Does an invitation to colonoscopy reduce the incidence of colorectal cancer and colorectal cancer mortality compared with usual care?
In the first randomized trial of CRC screening using colonoscopy, a smaller than expected reduction in CRC incidence was seen in both the intention-to-treat (absolute risk reduction [ARR] = -0.22% over 10 years; NNI = 455) and adjusted per-protocol analyses (ARR = -0.38%; P < .05; NNS = 263). The same was true for reduction in CRC mortality in the intention-to-treat analysis (ARR = -0.03%; P = NS) and per-protocol analysis (ARR -0.15%; P < .05). The lower-than-expected mortality reduction may be explained in part by improvements in treatment and the modest duration of follow-up. The authors were careful to try to adjust for differences between invitees who accepted colonoscopy and those who did not (to avoid the healthy volunteer bias), although unmeasured confounding is still possible. Trials comparing fecal immunochemical test with colonoscopy are nearing their conclusion, and the results may add further clarity.
Randomized controlled trial (single-blinded)

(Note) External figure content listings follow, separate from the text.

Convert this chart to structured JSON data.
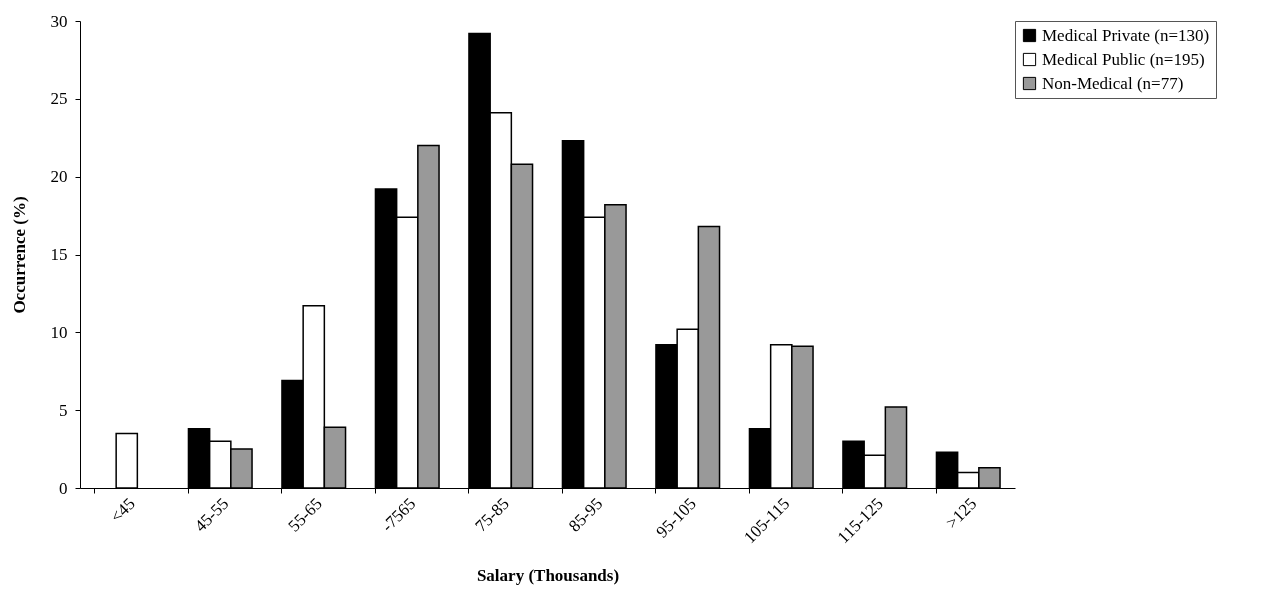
{
  "chart_data": {
    "type": "bar",
    "xlabel": "Salary (Thousands)",
    "ylabel": "Occurrence (%)",
    "categories": [
      "<45",
      "45-55",
      "55-65",
      "-7565",
      "75-85",
      "85-95",
      "95-105",
      "105-115",
      "115-125",
      ">125"
    ],
    "series": [
      {
        "name": "Medical Private (n=130)",
        "color": "#000000",
        "values": [
          null,
          3.8,
          6.9,
          19.2,
          29.2,
          22.3,
          9.2,
          3.8,
          3.0,
          2.3
        ]
      },
      {
        "name": "Medical Public  (n=195)",
        "color": "#ffffff",
        "values": [
          3.5,
          3.0,
          11.7,
          17.4,
          24.1,
          17.4,
          10.2,
          9.2,
          2.1,
          1.0
        ]
      },
      {
        "name": "Non-Medical  (n=77)",
        "color": "#999999",
        "values": [
          null,
          2.5,
          3.9,
          22.0,
          20.8,
          18.2,
          16.8,
          9.1,
          5.2,
          1.3
        ]
      }
    ],
    "ylim": [
      0,
      30
    ],
    "yticks": [
      0,
      5,
      10,
      15,
      20,
      25,
      30
    ],
    "grid": false,
    "legend": "right"
  }
}
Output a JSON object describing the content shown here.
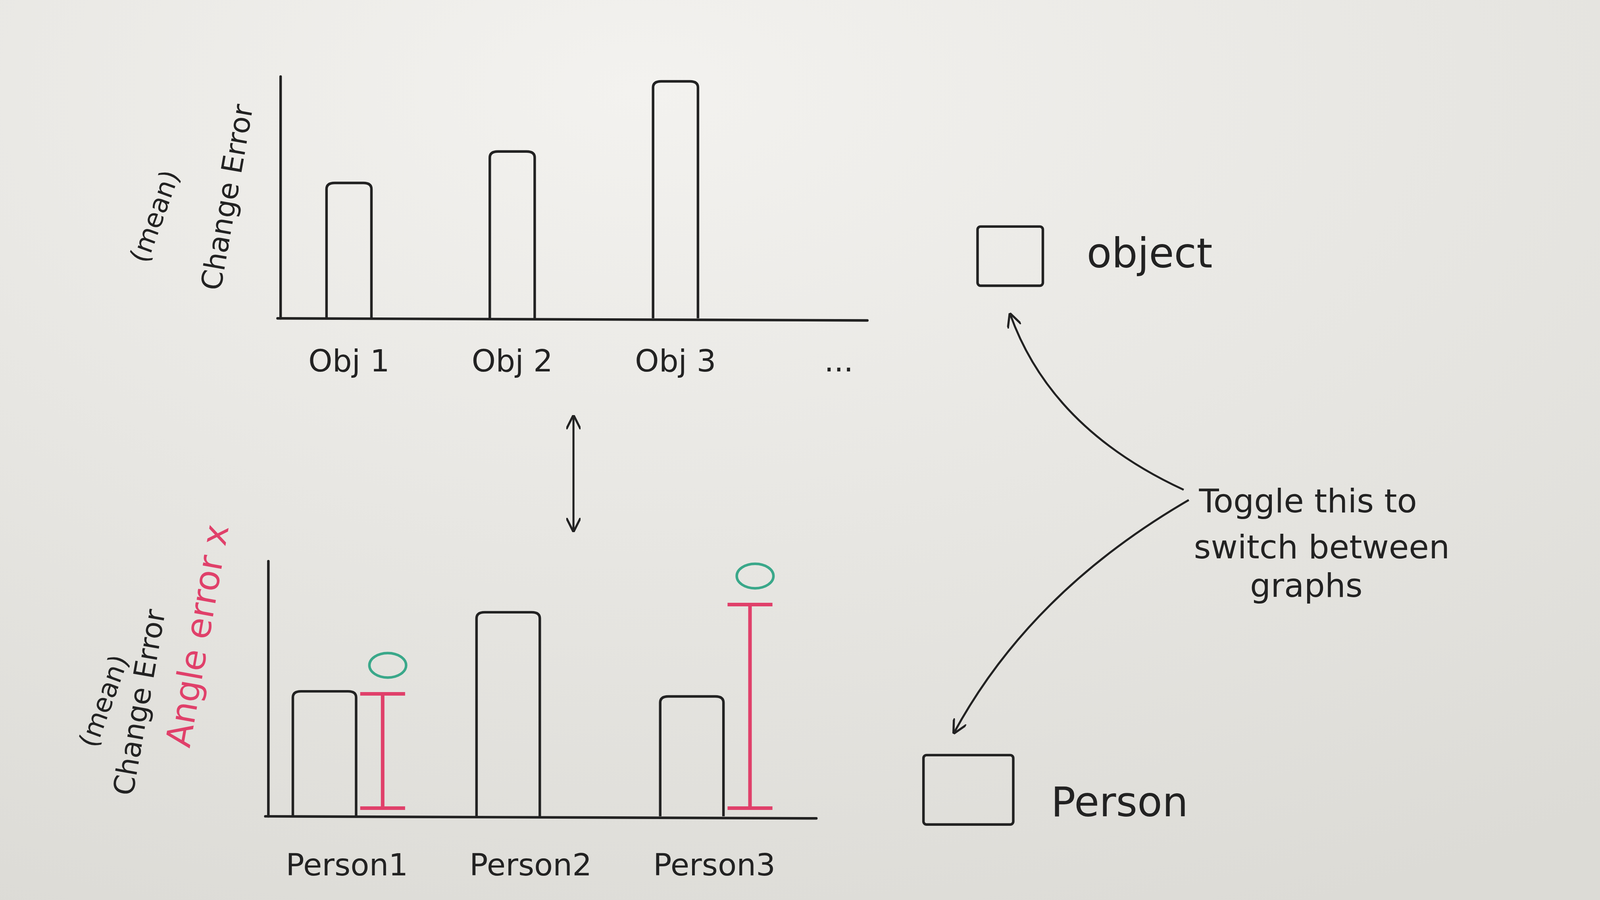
{
  "chart_data": [
    {
      "type": "bar",
      "ylabel": "(mean)",
      "categories": [
        "Obj 1",
        "Obj 2",
        "Obj 3",
        "..."
      ],
      "series": [
        {
          "name": "Change Error",
          "color": "#222222",
          "values": [
            56,
            69,
            98,
            null
          ]
        }
      ],
      "ylim": [
        0,
        100
      ],
      "tick_labels": false
    },
    {
      "type": "bar",
      "ylabel": "(mean)",
      "categories": [
        "Person1",
        "Person2",
        "Person3"
      ],
      "series": [
        {
          "name": "Change Error",
          "color": "#222222",
          "values": [
            49,
            80,
            47
          ]
        },
        {
          "name": "Angle error x",
          "color": "#e0406a",
          "type": "i_beam",
          "marker": "circle",
          "values": [
            48,
            null,
            83
          ]
        }
      ],
      "ylim": [
        0,
        100
      ],
      "tick_labels": false
    }
  ],
  "toggle": {
    "text": [
      "Toggle this to",
      "switch between",
      "graphs"
    ],
    "options": [
      "object",
      "Person"
    ]
  }
}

Despite widespread use as a screening test for colorectal cancer (CRC) in the United States, colonoscopy has never been subjected to a randomized trial. These authors identified 94,959 healthy men and women, aged 55 to 64 years, from the Netherlands, Norway, Sweden, and Poland who had not previously been screened for CRC. None of these countries had organized programs for CRC screening using colonoscopy, at least not in the regions from which participants were recruited. Unfortunately, follow-up data for 10,374 Dutch participants could not be included because of changes in (overly) restrictive European data protection laws that made it impossible to obtain data for uninvited persons from the general population. The remaining 84,585 participants were randomized in a 1:2 ratio to receive an invitation to a single screening colonoscopy or usual care. The median age at enrollment was 59 years, half the participants were women, and most came from Poland or Norway. Colonoscopy was performed at dedicated centers with training and quality assurance programs.
Only 11,843 of the 28,220 persons invited to screening (42%) actually underwent colonoscopy. The median follow-up was 10 years, 91% had a good or very good bowel preparation, 97% achieved intubation of the cecum, and 30.7% had an adenoma detected. The risk of CRC was higher in the screened group for the first 5 years after colonoscopy (due to cancer diagnoses during the exams and heightened surveillance for pre-cancerous lesions, presumably), but was then less likely thereafter. In the intention-to-treat analysis, the incidence of CRC was significantly lower in the screened group (0.98% vs 1.20%; relative risk [RR] 0.82; 95% CI 0.70 - 0.93; number needed to invite [NNI] = 455 over 10 years). CRC mortality was not significantly lower in the screened group (0.28% vs 0.31%; RR 0.9; 0.64 - 1.16). There was no difference in all-cause mortality (11.03% vs 11.04%). The authors performed a separate per-protocol analysis to estimate the apparent benefits if everyone invited to colonoscopy had been screened, adjusting for baseline differences between those accepting the invitation and those who ignored it (important to at least partially adjust for the healthy volunteer bias). They estimate a lower incidence of CRC (0.84% vs 1.22%; RR 0.69; 0.55 - 0.83; number needed to screen [NNS] = 263) and a greater reduction in CRC mortality (0.15% vs 0.30%; RR 0.50; 0.27 - 0.77; NNS = 667). Complications were rare: 15 episodes of major bleeding (0.13%, 0 fatal) and no perforations.